The goal of this book is to prove that making money in your pyjamas is not just possible but that it’s easier than you think.
Our own separate ways
After two years of freelancing, all of us loved working when we were together as a team, in a single room, even though we were working on our own projects. We had made nearly ₹30 lakh together (around $70k) by the end of the year, working a couple hours a day, including weekends. However, during the summer break that teamwork shattered and so did our motivation. We were sitting on the money we’d made and we were not able to spend anymore. We had no real needs and no family to support. So, instead of saving, we started working less. During summer break, Pravar and Sandesh had completely stopped freelancing to focus on biotechnology and film-making, respectively. The rest of us were still working on the odd project here and there. At this point, we were getting projects with ease, but the motivation to actually take one up and work on it was dwindling.

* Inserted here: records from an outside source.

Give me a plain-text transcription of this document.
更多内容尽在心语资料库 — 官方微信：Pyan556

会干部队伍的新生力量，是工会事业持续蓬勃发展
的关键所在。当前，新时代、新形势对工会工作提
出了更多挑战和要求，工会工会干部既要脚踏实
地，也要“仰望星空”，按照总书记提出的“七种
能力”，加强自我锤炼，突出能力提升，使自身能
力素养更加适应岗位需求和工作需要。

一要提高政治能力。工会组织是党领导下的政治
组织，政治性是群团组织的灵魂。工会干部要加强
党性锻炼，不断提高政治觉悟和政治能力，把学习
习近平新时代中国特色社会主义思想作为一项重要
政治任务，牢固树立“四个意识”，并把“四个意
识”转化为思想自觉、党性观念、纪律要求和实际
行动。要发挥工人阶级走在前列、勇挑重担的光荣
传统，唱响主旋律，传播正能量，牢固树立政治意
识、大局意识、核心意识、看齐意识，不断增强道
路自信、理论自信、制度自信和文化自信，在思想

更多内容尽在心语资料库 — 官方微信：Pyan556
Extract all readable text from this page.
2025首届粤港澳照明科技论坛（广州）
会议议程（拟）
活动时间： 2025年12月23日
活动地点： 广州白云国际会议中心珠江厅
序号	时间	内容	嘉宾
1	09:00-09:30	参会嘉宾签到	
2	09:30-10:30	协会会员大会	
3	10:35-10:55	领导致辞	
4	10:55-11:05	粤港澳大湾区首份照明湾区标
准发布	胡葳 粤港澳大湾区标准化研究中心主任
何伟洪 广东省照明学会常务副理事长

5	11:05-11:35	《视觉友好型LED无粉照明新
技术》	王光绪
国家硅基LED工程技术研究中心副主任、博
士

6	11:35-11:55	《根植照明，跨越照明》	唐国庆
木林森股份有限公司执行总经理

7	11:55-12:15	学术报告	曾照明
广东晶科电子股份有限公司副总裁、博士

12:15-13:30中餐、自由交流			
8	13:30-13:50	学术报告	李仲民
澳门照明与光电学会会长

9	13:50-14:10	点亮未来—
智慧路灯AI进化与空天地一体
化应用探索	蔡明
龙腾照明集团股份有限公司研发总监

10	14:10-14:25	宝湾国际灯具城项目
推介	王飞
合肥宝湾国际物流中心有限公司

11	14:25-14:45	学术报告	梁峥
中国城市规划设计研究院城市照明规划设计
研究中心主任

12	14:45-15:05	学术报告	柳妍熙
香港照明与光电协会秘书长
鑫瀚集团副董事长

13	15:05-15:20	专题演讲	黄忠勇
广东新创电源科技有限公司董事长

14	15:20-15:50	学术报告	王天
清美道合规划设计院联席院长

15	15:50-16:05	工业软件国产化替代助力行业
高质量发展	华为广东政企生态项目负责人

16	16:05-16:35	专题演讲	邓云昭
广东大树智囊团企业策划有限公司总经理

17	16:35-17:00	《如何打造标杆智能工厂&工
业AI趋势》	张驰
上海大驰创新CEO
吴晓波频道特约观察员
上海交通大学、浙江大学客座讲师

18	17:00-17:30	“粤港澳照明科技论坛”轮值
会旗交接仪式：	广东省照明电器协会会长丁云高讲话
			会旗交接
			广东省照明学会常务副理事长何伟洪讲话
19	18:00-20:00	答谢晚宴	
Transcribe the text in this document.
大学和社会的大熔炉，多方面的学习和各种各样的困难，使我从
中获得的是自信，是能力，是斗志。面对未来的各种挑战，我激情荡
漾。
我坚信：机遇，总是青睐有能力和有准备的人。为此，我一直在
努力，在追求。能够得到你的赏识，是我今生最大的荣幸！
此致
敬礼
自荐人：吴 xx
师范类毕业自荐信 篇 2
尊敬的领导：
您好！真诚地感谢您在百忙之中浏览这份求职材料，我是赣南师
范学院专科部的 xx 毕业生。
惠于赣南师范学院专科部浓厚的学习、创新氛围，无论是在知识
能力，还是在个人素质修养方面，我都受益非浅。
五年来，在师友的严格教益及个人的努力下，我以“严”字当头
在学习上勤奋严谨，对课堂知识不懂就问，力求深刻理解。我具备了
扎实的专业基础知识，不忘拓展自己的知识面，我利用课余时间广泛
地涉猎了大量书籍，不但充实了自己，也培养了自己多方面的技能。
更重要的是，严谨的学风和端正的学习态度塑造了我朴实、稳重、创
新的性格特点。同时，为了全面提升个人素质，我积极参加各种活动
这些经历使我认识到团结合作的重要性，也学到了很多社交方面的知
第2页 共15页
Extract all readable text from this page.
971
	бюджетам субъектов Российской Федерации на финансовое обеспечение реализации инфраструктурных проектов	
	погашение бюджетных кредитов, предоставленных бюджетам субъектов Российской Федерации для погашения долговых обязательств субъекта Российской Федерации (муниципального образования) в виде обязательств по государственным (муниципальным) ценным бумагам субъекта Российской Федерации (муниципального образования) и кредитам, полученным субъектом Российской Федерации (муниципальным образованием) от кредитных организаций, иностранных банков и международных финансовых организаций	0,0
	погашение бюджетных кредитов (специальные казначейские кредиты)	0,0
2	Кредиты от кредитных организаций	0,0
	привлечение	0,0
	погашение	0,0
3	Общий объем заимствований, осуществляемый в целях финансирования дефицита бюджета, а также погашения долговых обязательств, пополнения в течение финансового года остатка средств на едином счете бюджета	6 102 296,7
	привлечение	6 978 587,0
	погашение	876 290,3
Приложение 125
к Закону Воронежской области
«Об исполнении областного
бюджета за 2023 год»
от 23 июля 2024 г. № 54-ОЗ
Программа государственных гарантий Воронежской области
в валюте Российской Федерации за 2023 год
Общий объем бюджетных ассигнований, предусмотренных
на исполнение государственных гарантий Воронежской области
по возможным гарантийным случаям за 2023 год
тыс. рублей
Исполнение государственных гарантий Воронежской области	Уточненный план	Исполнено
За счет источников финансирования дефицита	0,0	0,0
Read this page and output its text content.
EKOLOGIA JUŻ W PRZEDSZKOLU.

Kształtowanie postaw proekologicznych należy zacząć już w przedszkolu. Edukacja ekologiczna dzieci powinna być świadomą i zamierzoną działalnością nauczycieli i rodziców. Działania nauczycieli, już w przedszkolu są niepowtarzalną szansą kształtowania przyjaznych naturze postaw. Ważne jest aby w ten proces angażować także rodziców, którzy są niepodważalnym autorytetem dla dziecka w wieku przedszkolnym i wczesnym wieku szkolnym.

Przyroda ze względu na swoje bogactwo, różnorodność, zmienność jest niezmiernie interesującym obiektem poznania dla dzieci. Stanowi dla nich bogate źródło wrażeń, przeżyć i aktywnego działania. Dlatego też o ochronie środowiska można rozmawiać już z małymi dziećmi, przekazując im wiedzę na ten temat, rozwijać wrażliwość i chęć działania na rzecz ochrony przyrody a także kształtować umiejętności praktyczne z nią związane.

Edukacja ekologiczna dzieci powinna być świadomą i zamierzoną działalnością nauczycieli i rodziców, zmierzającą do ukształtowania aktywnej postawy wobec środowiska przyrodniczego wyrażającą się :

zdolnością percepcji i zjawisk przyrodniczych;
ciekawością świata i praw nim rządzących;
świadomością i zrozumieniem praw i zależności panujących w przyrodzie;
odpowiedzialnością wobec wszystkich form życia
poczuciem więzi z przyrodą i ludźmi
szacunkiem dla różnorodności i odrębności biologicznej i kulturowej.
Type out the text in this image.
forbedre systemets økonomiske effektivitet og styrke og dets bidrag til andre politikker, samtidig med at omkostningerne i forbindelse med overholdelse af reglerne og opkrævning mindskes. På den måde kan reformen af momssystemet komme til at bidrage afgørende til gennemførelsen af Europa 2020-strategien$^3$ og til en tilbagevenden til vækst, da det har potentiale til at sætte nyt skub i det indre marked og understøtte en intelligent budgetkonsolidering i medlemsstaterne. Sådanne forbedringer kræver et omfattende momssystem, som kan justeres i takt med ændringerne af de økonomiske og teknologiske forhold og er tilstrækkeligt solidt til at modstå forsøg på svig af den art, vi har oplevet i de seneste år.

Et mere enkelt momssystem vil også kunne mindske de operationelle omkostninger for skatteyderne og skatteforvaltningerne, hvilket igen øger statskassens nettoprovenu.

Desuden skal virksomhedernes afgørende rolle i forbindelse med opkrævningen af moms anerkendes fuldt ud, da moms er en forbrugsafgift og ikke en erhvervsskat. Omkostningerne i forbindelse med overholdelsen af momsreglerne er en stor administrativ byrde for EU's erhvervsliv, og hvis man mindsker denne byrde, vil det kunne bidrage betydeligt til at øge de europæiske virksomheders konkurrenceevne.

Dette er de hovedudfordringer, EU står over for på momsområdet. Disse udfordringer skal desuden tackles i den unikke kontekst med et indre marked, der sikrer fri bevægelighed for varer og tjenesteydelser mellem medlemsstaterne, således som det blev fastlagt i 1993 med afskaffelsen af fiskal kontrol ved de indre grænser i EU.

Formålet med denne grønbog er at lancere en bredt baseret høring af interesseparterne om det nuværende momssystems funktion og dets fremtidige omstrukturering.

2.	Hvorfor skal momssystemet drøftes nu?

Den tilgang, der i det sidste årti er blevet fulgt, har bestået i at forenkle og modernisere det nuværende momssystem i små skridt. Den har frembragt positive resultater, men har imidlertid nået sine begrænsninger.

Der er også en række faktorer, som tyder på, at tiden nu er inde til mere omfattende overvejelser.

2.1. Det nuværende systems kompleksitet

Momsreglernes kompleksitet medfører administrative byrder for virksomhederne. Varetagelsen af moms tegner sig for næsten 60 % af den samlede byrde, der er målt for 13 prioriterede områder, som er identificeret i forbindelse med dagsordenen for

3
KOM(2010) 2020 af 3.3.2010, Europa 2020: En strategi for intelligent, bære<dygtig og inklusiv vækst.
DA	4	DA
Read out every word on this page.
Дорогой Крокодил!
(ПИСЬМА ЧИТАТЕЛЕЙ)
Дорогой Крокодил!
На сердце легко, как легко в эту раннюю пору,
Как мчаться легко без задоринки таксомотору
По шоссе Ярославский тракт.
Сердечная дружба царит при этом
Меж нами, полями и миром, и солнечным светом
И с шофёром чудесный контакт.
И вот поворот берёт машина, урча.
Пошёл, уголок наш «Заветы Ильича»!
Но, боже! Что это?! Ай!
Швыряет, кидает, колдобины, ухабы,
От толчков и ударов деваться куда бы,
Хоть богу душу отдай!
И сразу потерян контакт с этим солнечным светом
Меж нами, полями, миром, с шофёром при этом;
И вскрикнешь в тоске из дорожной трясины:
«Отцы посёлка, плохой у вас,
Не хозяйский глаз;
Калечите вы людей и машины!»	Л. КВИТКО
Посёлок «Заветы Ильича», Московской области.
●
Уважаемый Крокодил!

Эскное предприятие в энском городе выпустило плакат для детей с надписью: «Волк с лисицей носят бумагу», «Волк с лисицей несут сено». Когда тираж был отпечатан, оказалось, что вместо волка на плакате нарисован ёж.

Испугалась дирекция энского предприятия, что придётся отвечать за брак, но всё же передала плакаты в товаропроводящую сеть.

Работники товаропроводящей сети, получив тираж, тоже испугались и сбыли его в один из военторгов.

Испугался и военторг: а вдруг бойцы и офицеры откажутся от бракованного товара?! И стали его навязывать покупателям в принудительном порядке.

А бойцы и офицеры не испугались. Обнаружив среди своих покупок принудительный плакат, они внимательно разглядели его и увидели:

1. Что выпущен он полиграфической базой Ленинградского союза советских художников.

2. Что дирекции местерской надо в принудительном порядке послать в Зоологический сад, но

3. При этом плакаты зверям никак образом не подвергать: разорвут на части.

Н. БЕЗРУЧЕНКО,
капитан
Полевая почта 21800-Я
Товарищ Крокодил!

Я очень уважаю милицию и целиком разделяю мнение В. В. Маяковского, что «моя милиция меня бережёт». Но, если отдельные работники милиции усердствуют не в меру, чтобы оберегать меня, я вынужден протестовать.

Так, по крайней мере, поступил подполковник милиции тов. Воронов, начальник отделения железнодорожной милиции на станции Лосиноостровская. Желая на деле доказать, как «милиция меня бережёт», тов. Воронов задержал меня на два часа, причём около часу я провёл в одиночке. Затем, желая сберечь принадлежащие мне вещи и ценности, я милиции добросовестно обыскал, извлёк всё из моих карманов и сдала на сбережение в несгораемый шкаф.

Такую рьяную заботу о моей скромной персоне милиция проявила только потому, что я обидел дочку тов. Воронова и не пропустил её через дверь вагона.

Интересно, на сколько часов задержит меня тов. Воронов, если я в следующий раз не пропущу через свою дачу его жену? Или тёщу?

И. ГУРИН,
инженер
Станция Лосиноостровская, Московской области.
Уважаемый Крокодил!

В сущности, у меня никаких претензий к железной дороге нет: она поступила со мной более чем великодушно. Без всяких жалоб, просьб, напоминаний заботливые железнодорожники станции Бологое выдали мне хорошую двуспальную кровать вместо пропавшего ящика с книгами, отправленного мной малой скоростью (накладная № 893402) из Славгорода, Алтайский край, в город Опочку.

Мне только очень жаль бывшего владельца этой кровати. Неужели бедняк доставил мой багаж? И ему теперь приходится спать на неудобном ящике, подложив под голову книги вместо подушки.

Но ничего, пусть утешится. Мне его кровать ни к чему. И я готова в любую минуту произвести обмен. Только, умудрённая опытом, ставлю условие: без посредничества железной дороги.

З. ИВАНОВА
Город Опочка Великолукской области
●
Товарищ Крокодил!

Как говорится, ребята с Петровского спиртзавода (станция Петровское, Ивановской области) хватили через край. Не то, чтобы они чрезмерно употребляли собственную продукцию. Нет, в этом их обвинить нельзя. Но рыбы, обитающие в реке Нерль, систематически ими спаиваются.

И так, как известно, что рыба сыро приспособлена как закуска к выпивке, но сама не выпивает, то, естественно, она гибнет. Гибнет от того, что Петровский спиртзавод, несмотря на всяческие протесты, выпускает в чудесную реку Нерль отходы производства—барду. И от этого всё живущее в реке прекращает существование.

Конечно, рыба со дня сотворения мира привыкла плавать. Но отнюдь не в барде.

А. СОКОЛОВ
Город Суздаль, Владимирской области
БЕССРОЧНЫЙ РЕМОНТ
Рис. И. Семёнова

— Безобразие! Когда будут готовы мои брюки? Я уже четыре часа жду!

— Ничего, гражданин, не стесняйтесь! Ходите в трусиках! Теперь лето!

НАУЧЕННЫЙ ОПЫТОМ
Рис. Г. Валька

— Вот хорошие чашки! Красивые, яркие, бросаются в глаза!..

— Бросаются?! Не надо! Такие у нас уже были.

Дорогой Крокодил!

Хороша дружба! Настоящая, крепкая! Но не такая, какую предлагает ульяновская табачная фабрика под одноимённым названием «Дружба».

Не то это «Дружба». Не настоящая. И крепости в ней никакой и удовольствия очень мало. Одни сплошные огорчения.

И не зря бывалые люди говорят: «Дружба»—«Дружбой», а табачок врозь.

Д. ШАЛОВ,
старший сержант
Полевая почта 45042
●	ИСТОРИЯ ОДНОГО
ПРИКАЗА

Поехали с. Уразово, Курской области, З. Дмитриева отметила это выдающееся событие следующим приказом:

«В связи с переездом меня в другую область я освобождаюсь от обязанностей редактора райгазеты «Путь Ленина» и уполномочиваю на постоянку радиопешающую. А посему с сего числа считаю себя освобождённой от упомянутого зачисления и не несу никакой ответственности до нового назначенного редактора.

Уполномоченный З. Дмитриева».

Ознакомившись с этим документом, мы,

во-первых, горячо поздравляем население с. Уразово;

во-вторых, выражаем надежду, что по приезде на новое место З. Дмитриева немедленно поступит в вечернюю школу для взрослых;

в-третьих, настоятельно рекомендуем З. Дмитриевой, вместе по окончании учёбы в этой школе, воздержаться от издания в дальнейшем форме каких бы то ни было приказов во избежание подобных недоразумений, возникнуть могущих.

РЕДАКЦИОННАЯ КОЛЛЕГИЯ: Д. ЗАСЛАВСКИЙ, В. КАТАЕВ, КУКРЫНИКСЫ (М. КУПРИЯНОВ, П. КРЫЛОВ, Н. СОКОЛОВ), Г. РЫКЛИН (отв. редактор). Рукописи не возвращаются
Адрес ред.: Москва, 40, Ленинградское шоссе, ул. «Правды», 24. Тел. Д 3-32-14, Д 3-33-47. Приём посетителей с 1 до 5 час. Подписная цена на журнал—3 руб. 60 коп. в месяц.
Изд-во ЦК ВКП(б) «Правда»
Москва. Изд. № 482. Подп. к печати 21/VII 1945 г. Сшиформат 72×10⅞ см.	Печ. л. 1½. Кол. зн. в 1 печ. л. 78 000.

We all moved on to bigger things.
Kartik, Sandesh and I started Jobspire, a fun recruitment platform (which has seen more than 4 million people use it since we built it) and Abhinav moved on to start Lisn, a music app. Abhinav was also up to a lot of cool things—a start-up he worked with saw a small exit, he wrote a book on motion design and co-founded a music chat start-up that blew up. His new-found design skills enabled him to pursue a lot of random things to figure out what excited him. It was the end of a great journey for us but the beginning of a new, more challenging one.